A Black Friday e sua relação com a LGPD em tempos de Covid-19
Giullia Matias Pereira do Nascimento

Originada nos Estados Unidos e com crescente movimento aqui no Brasil, a Black Friday é o grande evento comercial para realização de ofertas na última sexta-feira do mês de novembro. A data, ligada à tradição norte-americana, acontece após o dia de Ação de Graças, dando início à temporada de compras de final de ano.

A grande novidade do evento no Brasil este ano não será nenhuma oferta dos comerciantes, mas a entrada em vigor, no dia 18.09.2020, da Lei nº 13.709/18. Também chamada de Lei Geral de Proteção de Dados (LGPD), esta afeta diretamente as formas de fazer negócios pelas empresas. A LGPD tem por objeto regulamentar as operações de tratamento de dados pessoais por parte de empresas públicas e privadas em suas atividades comerciais, a fim de garantir a privacidade e segurança das pessoas físicas. Tal legislação possui um escopo de aplicação muito amplo, porque se aplica a quaisquer informações que possam levar à identificação de uma pessoa física, que é o titular dessas informações. Para fins de aplicação da LGPD, não importa se estes dados estejam registrados em meio físico ou digital, os direitos dos titulares devem ser resguardados.

Desde março de 2020, quando houve a declaração pela Organização Mundial de Saúde da pandemia da doença coronavírus disease (Covid-19), a humanidade teve que se adaptar a um novo modo de vida. Considerando a situação inédita que o mundo tem enfrentado, instituindo, inclusive, medidas de distanciamento e isolamento social para a contenção da proliferação e contágio pelo novo coronavírus (Sars-Cov-2), é certo que o principal meio de negociação e vendas neste ano tem sido pela Internet.

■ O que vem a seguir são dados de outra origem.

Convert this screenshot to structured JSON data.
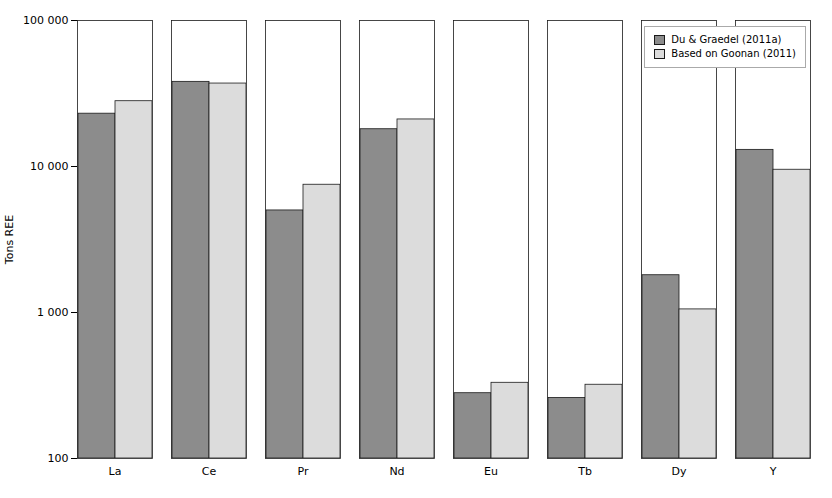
{
  "chart_data": {
    "type": "bar",
    "categories": [
      "La",
      "Ce",
      "Pr",
      "Nd",
      "Eu",
      "Tb",
      "Dy",
      "Y"
    ],
    "series": [
      {
        "name": "Du & Graedel (2011a)",
        "color": "#8c8c8c",
        "values": [
          23000,
          38000,
          5000,
          18000,
          280,
          260,
          1800,
          13000
        ]
      },
      {
        "name": "Based on Goonan (2011)",
        "color": "#dcdcdc",
        "values": [
          28000,
          37000,
          7500,
          21000,
          330,
          320,
          1050,
          9500
        ]
      }
    ],
    "ylabel": "Tons REE",
    "log": "y",
    "ylim": [
      100,
      100000
    ],
    "yticks": [
      100,
      {
        "value": 1000,
        "label": "1 000"
      },
      {
        "value": 10000,
        "label": "10 000"
      },
      {
        "value": 100000,
        "label": "100 000"
      }
    ],
    "grid": false,
    "legend": "upper right"
  }
}
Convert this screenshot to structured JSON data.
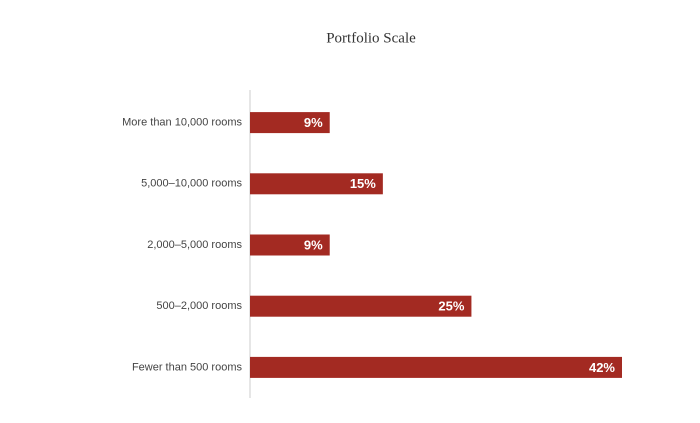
{
  "chart_data": {
    "type": "bar",
    "orientation": "horizontal",
    "title": "Portfolio Scale",
    "categories": [
      "More than 10,000 rooms",
      "5,000–10,000 rooms",
      "2,000–5,000 rooms",
      "500–2,000 rooms",
      "Fewer than 500 rooms"
    ],
    "values": [
      9,
      15,
      9,
      25,
      42
    ],
    "value_labels": [
      "9%",
      "15%",
      "9%",
      "25%",
      "42%"
    ],
    "color": "#a32a22",
    "xlim": [
      0,
      42
    ]
  }
}
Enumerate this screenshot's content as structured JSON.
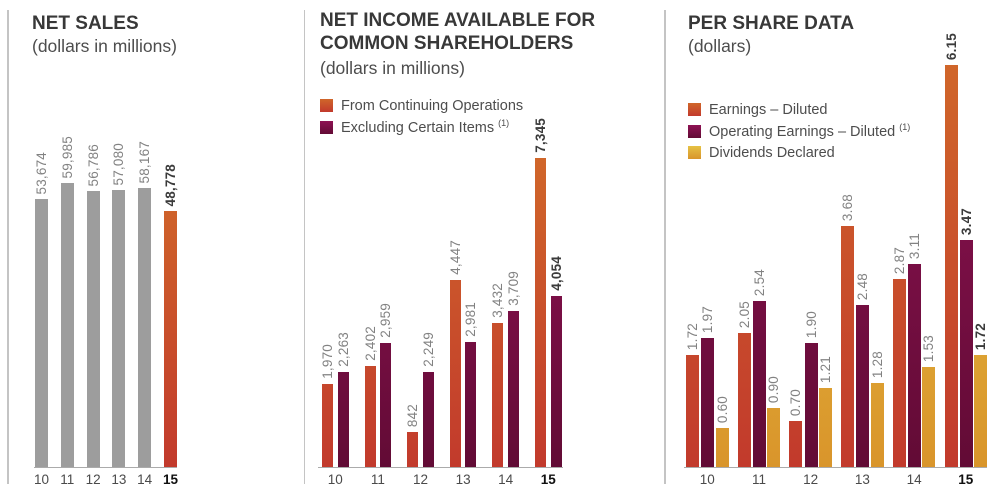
{
  "page_bg": "#FFFFFF",
  "palette": {
    "gray": {
      "top": "#9D9D9D",
      "bottom": "#9D9D9D"
    },
    "accent": {
      "top": "#D0662A",
      "bottom": "#C23A2C"
    },
    "maroon": {
      "top": "#8E1253",
      "bottom": "#620B35"
    },
    "gold": {
      "top": "#E6C144",
      "bottom": "#D9952B"
    }
  },
  "chart_data": [
    {
      "type": "bar",
      "title": "NET SALES",
      "subtitle": "(dollars in millions)",
      "categories": [
        "10",
        "11",
        "12",
        "13",
        "14",
        "15"
      ],
      "bold_category": "15",
      "legend": [],
      "series": [
        {
          "name": "net-sales",
          "color_key": "gray",
          "bar_color_keys": [
            "gray",
            "gray",
            "gray",
            "gray",
            "gray",
            "accent"
          ],
          "values": [
            53674,
            59985,
            56786,
            57080,
            58167,
            48778
          ],
          "labels": [
            "53,674",
            "59,985",
            "56,786",
            "57,080",
            "58,167",
            "48,778"
          ]
        }
      ]
    },
    {
      "type": "bar",
      "title": "NET INCOME AVAILABLE FOR COMMON SHAREHOLDERS",
      "subtitle": "(dollars in millions)",
      "categories": [
        "10",
        "11",
        "12",
        "13",
        "14",
        "15"
      ],
      "bold_category": "15",
      "legend": [
        {
          "label": "From Continuing Operations",
          "sup": "",
          "color_key": "accent"
        },
        {
          "label": "Excluding Certain Items",
          "sup": "(1)",
          "color_key": "maroon"
        }
      ],
      "series": [
        {
          "name": "from-continuing-operations",
          "color_key": "accent",
          "values": [
            1970,
            2402,
            842,
            4447,
            3432,
            7345
          ],
          "labels": [
            "1,970",
            "2,402",
            "842",
            "4,447",
            "3,432",
            "7,345"
          ]
        },
        {
          "name": "excluding-certain-items",
          "color_key": "maroon",
          "values": [
            2263,
            2959,
            2249,
            2981,
            3709,
            4054
          ],
          "labels": [
            "2,263",
            "2,959",
            "2,249",
            "2,981",
            "3,709",
            "4,054"
          ]
        }
      ]
    },
    {
      "type": "bar",
      "title": "PER SHARE DATA",
      "subtitle": "(dollars)",
      "categories": [
        "10",
        "11",
        "12",
        "13",
        "14",
        "15"
      ],
      "bold_category": "15",
      "legend": [
        {
          "label": "Earnings – Diluted",
          "sup": "",
          "color_key": "accent"
        },
        {
          "label": "Operating Earnings – Diluted",
          "sup": "(1)",
          "color_key": "maroon"
        },
        {
          "label": "Dividends Declared",
          "sup": "",
          "color_key": "gold"
        }
      ],
      "series": [
        {
          "name": "earnings-diluted",
          "color_key": "accent",
          "values": [
            1.72,
            2.05,
            0.7,
            3.68,
            2.87,
            6.15
          ],
          "labels": [
            "1.72",
            "2.05",
            "0.70",
            "3.68",
            "2.87",
            "6.15"
          ]
        },
        {
          "name": "operating-earnings-diluted",
          "color_key": "maroon",
          "values": [
            1.97,
            2.54,
            1.9,
            2.48,
            3.11,
            3.47
          ],
          "labels": [
            "1.97",
            "2.54",
            "1.90",
            "2.48",
            "3.11",
            "3.47"
          ]
        },
        {
          "name": "dividends-declared",
          "color_key": "gold",
          "values": [
            0.6,
            0.9,
            1.21,
            1.28,
            1.53,
            1.72
          ],
          "labels": [
            "0.60",
            "0.90",
            "1.21",
            "1.28",
            "1.53",
            "1.72"
          ]
        }
      ]
    }
  ]
}
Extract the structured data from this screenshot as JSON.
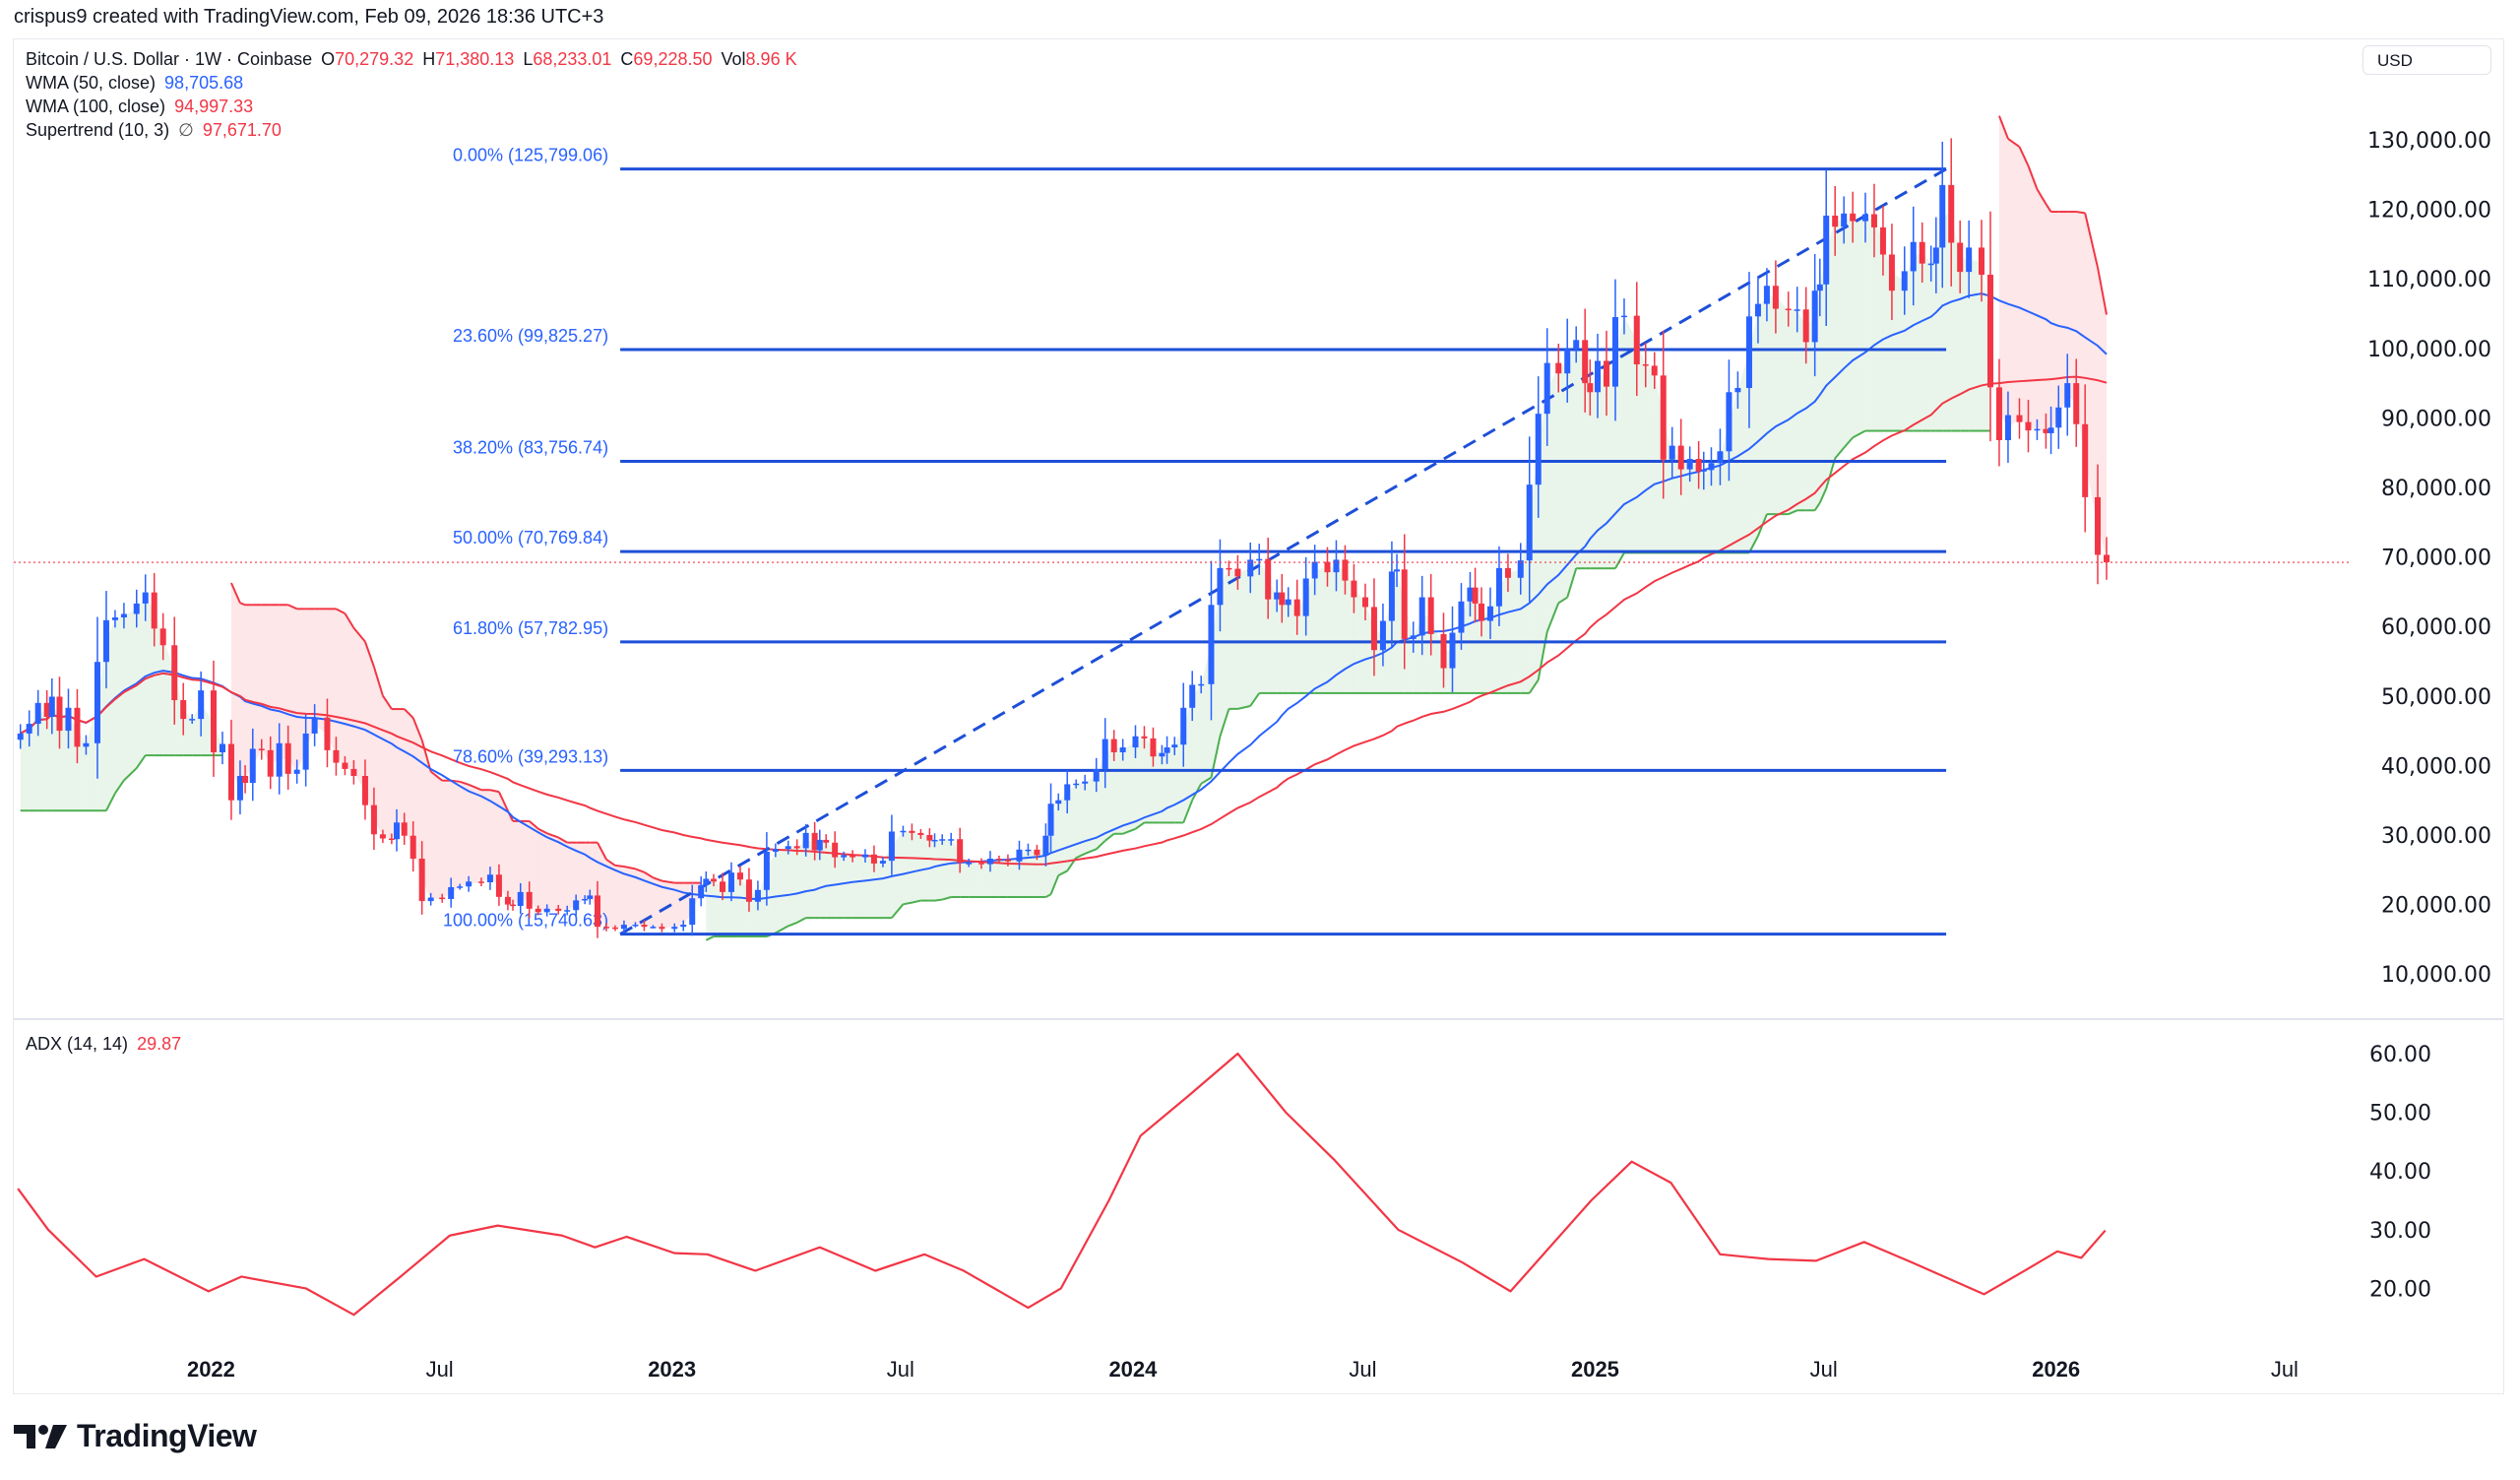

Diversas fontes apontam que houve um aumento exponencial do comércio online, a exemplo do estudo realizado pela Sociedade Brasileira de Varejo e Consumo (SBVC)[1], mas o acréscimo das vendas nesse período também beneficiou as vendas presenciais em alguns segmentos. Esse cenário aumentou a exposição de risco das empresas à LGPD, pois esta lei não se aplica apenas às vendas online. Isso significa que há necessidade de uma prevenção ainda maior, considerando que os titulares dos dados neste caso são, também, consumidores. Em razão disso, especialmente na época da Black Friday, é preciso atenção para o respeito aos deveres de transparência e proteção do consumidor, incluindo nessa esfera de proteção sua privacidade e seus dados pessoais.

Desta forma, há a necessidade de as empresas que exercem atividades comerciais estarem preparadas e adequadas à nova legislação para evitar incorrer em qualquer prática infracional na realização de seus negócios. Embora as penalidades administrativas previstas na LGPD somente possam ser aplicadas pela Autoridade Nacional de Proteção de Dados (ANPD) em 1º de agosto de 2021, outros órgãos de fiscalização já estão exercendo controle sobre o compliance da lei, inclusive os órgãos de defesa do consumidor (PROCONS), Ministério Público Estadual, Ministério Público do Trabalho e Poder Judiciário. Exemplo disso é a recente decisão que proibiu a empresa dedicada à proteção ao crédito Serasa Experian de comercializar dados pessoais[2].

Dentre as obrigações das empresas que coletam, armazenam, compartilham e tratam dados de seus clientes/consumidores, destaca-se a necessidade de deixar claro como todo este procedimento será realizado; qual a finalidade e destinação dos dados; bem como agir com transparência, garantindo informações claras e de fácil acesso aos titulares. Cada empresa deve assegurar que qualquer tratamento de dados esteja lastreado em uma base legal que autorize essa atividade. Em alguns casos, cabe ao titular consentir ou não o uso dos dados pessoais, sendo-lhe inclusive reservado o direito de requerer a exclusão.

Por fim, os direitos que os titulares ou consumidores podem exercer desde a entrada em vigor da LGPD, em setembro de 2020, são amplos e vão desde a solicitação de informações sobre as formas de tratamento até a portabilidade de seus dados. Assim, mesmo com os impactos trazidos pela Covid-19 ao comércio, é também um desafio a se levar em consideração o processo de adequação das empresas às exigências trazidas pela LGPD. A expectativa é de que a Black Friday apresente o início de um alívio ao setor comercial e um novo capítulo nas relações consumidor-fornecedor, com especial atenção à proteção dos dados pessoais.

 


São Paulo, novembro de 2020.

Giullia Matias Pereira do Nascimento é advogada de Trigueiro Fontes Advogados em São Paulo.